淚眼汪汪的看着笑得春風得意的玲瓏,阮璟熙完全搞不懂事情到底怎樣了。
雲流與銘緩緩走來,顯然就連雲流的冰塊臉上,也浮出了絲絲暖意。
銘強忍着,她自然是知道阮璟熙顯然是被當成了炮灰。
沒辦法啊,誰叫他是阮璟默的弟弟嘞,既然他家哥哥惹了娘子,那麼他這個做弟弟的,不叫嫂子出出氣,怎麼過得去嘛!
“要找去找你家哥哥,是他叫我這麼做的。”
活動了幾下手腕,玲瓏不禁感概,自己確實老了,怎麼這麼簡單的動作,都叫她有些不適應了。
阮璟熙完全迷茫了,捂着腦袋說也不是,不說也不是。
若不是阮璟默及時出來,怕是他會被玲瓏的眼神持續秒殺,直到堅持不住,然後去與周公下棋去了。

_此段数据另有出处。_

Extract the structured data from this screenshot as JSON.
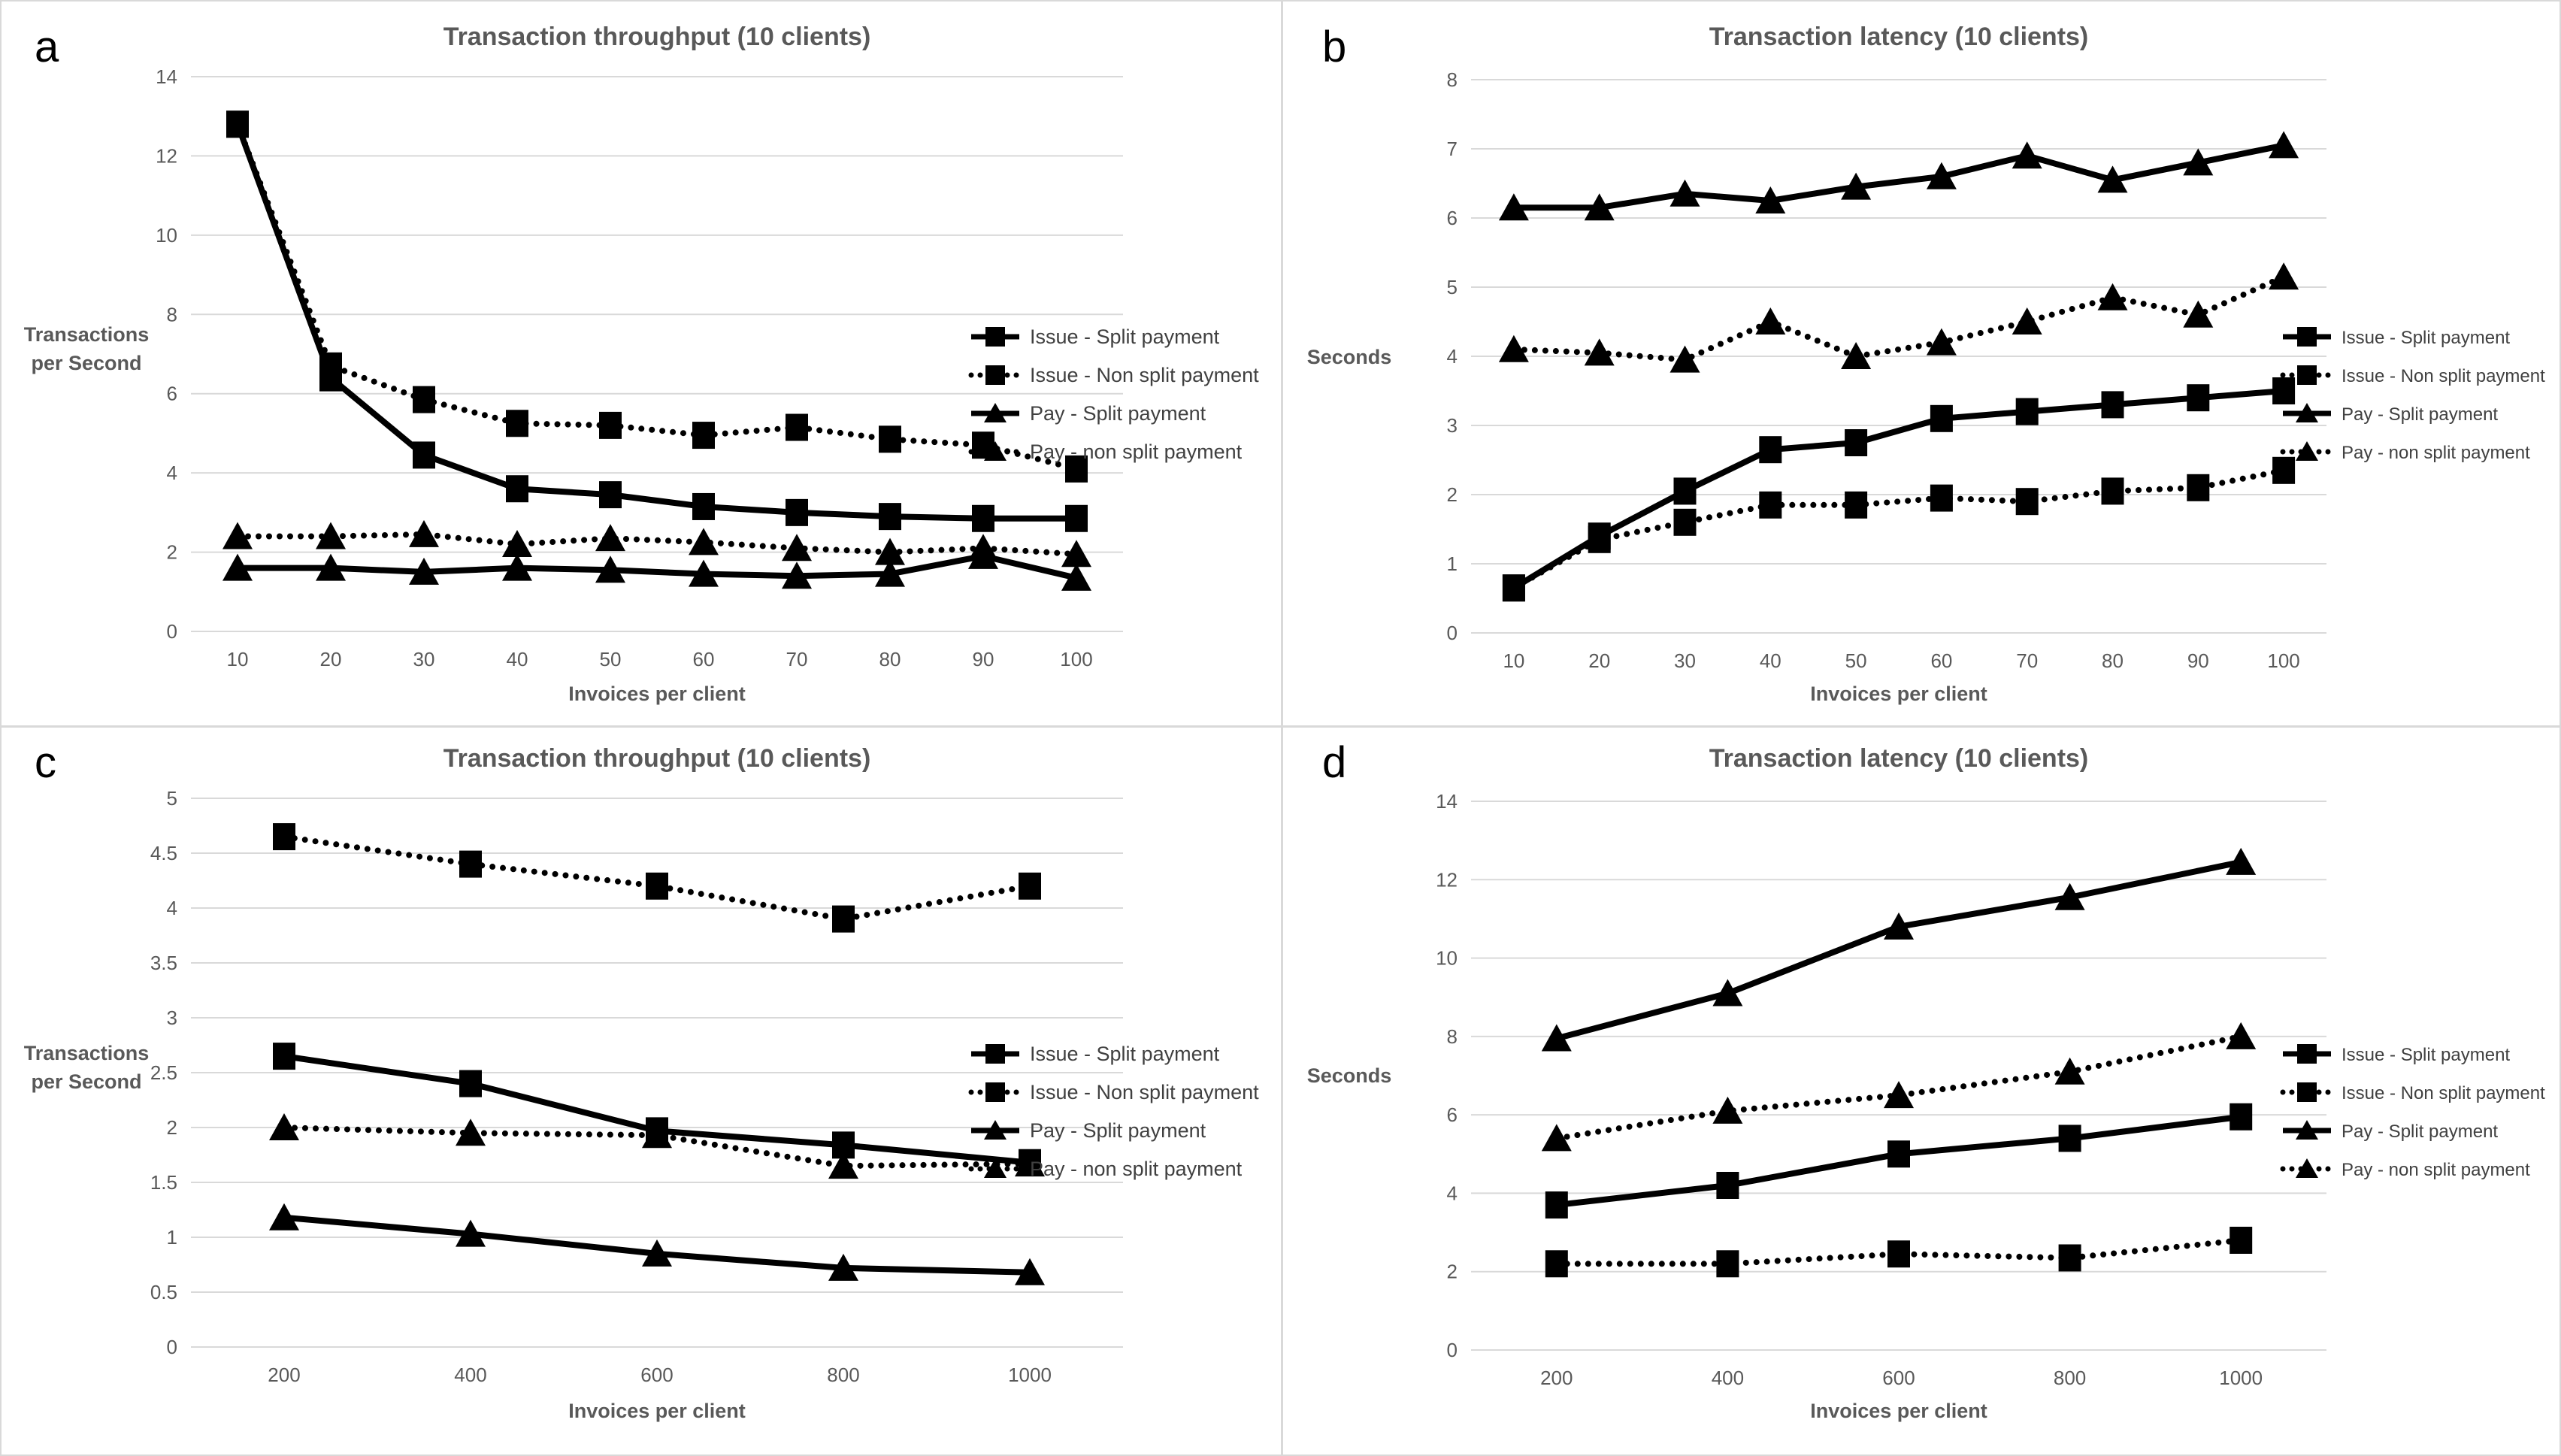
{
  "colors": {
    "series": "#000000",
    "grid": "#d9d9d9",
    "text": "#595959",
    "legend_text": "#404040",
    "background": "#ffffff",
    "divider": "#d9d9d9"
  },
  "chart_data": [
    {
      "type": "line",
      "panel_letter": "a",
      "title": "Transaction throughput (10 clients)",
      "xlabel": "Invoices per client",
      "ylabel_lines": [
        "Transactions",
        "per Second"
      ],
      "x": [
        10,
        20,
        30,
        40,
        50,
        60,
        70,
        80,
        90,
        100
      ],
      "ylim": [
        0,
        14
      ],
      "ytick_step": 2,
      "grid": true,
      "legend_position": "right",
      "series": [
        {
          "name": "Issue - Split payment",
          "marker": "square",
          "line": "solid",
          "values": [
            12.8,
            6.4,
            4.45,
            3.6,
            3.45,
            3.15,
            3.0,
            2.9,
            2.85,
            2.85
          ]
        },
        {
          "name": "Issue - Non split payment",
          "marker": "square",
          "line": "dotted",
          "values": [
            12.8,
            6.7,
            5.85,
            5.25,
            5.2,
            4.95,
            5.15,
            4.85,
            4.7,
            4.1
          ]
        },
        {
          "name": "Pay - Split payment",
          "marker": "triangle",
          "line": "solid",
          "values": [
            1.6,
            1.6,
            1.5,
            1.6,
            1.55,
            1.45,
            1.4,
            1.45,
            1.9,
            1.35
          ]
        },
        {
          "name": "Pay - non split payment",
          "marker": "triangle",
          "line": "dotted",
          "values": [
            2.4,
            2.4,
            2.45,
            2.2,
            2.35,
            2.25,
            2.1,
            2.0,
            2.1,
            1.95
          ]
        }
      ]
    },
    {
      "type": "line",
      "panel_letter": "b",
      "title": "Transaction latency (10 clients)",
      "xlabel": "Invoices per client",
      "ylabel_lines": [
        "Seconds"
      ],
      "x": [
        10,
        20,
        30,
        40,
        50,
        60,
        70,
        80,
        90,
        100
      ],
      "ylim": [
        0,
        8
      ],
      "ytick_step": 1,
      "grid": true,
      "legend_position": "right",
      "series": [
        {
          "name": "Issue - Split payment",
          "marker": "square",
          "line": "solid",
          "values": [
            0.65,
            1.4,
            2.05,
            2.65,
            2.75,
            3.1,
            3.2,
            3.3,
            3.4,
            3.5
          ]
        },
        {
          "name": "Issue - Non split payment",
          "marker": "square",
          "line": "dotted",
          "values": [
            0.65,
            1.35,
            1.6,
            1.85,
            1.85,
            1.95,
            1.9,
            2.05,
            2.1,
            2.35
          ]
        },
        {
          "name": "Pay - Split payment",
          "marker": "triangle",
          "line": "solid",
          "values": [
            6.15,
            6.15,
            6.35,
            6.25,
            6.45,
            6.6,
            6.9,
            6.55,
            6.8,
            7.05
          ]
        },
        {
          "name": "Pay - non split payment",
          "marker": "triangle",
          "line": "dotted",
          "values": [
            4.1,
            4.05,
            3.95,
            4.5,
            4.0,
            4.2,
            4.5,
            4.85,
            4.6,
            5.15
          ]
        }
      ]
    },
    {
      "type": "line",
      "panel_letter": "c",
      "title": "Transaction throughput (10 clients)",
      "xlabel": "Invoices per client",
      "ylabel_lines": [
        "Transactions",
        "per Second"
      ],
      "x": [
        200,
        400,
        600,
        800,
        1000
      ],
      "ylim": [
        0,
        5
      ],
      "ytick_step": 0.5,
      "grid": true,
      "legend_position": "right",
      "series": [
        {
          "name": "Issue - Split payment",
          "marker": "square",
          "line": "solid",
          "values": [
            2.65,
            2.4,
            1.97,
            1.84,
            1.68
          ]
        },
        {
          "name": "Issue - Non split payment",
          "marker": "square",
          "line": "dotted",
          "values": [
            4.65,
            4.4,
            4.2,
            3.9,
            4.2
          ]
        },
        {
          "name": "Pay - Split payment",
          "marker": "triangle",
          "line": "solid",
          "values": [
            1.18,
            1.03,
            0.85,
            0.72,
            0.68
          ]
        },
        {
          "name": "Pay - non split payment",
          "marker": "triangle",
          "line": "dotted",
          "values": [
            2.0,
            1.95,
            1.93,
            1.65,
            1.67
          ]
        }
      ]
    },
    {
      "type": "line",
      "panel_letter": "d",
      "title": "Transaction latency (10 clients)",
      "xlabel": "Invoices per client",
      "ylabel_lines": [
        "Seconds"
      ],
      "x": [
        200,
        400,
        600,
        800,
        1000
      ],
      "ylim": [
        0,
        14
      ],
      "ytick_step": 2,
      "grid": true,
      "legend_position": "right",
      "series": [
        {
          "name": "Issue - Split payment",
          "marker": "square",
          "line": "solid",
          "values": [
            3.7,
            4.2,
            5.0,
            5.4,
            5.95
          ]
        },
        {
          "name": "Issue - Non split payment",
          "marker": "square",
          "line": "dotted",
          "values": [
            2.2,
            2.2,
            2.45,
            2.35,
            2.8
          ]
        },
        {
          "name": "Pay - Split payment",
          "marker": "triangle",
          "line": "solid",
          "values": [
            7.95,
            9.1,
            10.8,
            11.55,
            12.45
          ]
        },
        {
          "name": "Pay - non split payment",
          "marker": "triangle",
          "line": "dotted",
          "values": [
            5.4,
            6.1,
            6.5,
            7.1,
            8.0
          ]
        }
      ]
    }
  ]
}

阮璟默是自己走出來的,整個人看起來並沒有什麼大礙,若不是那有些蒼白的臉色,怕是誰都不會知道他是剛剛受過五十大板吧。
玲瓏雖說着無數狠話,但看到阮璟默笑着朝大家走來,心裡還是咯噔一下,第一個跑了過去。
“相公,怎麼樣?”
“你相公我可是深藏不露的,這點刑法,怎地傷的了我?”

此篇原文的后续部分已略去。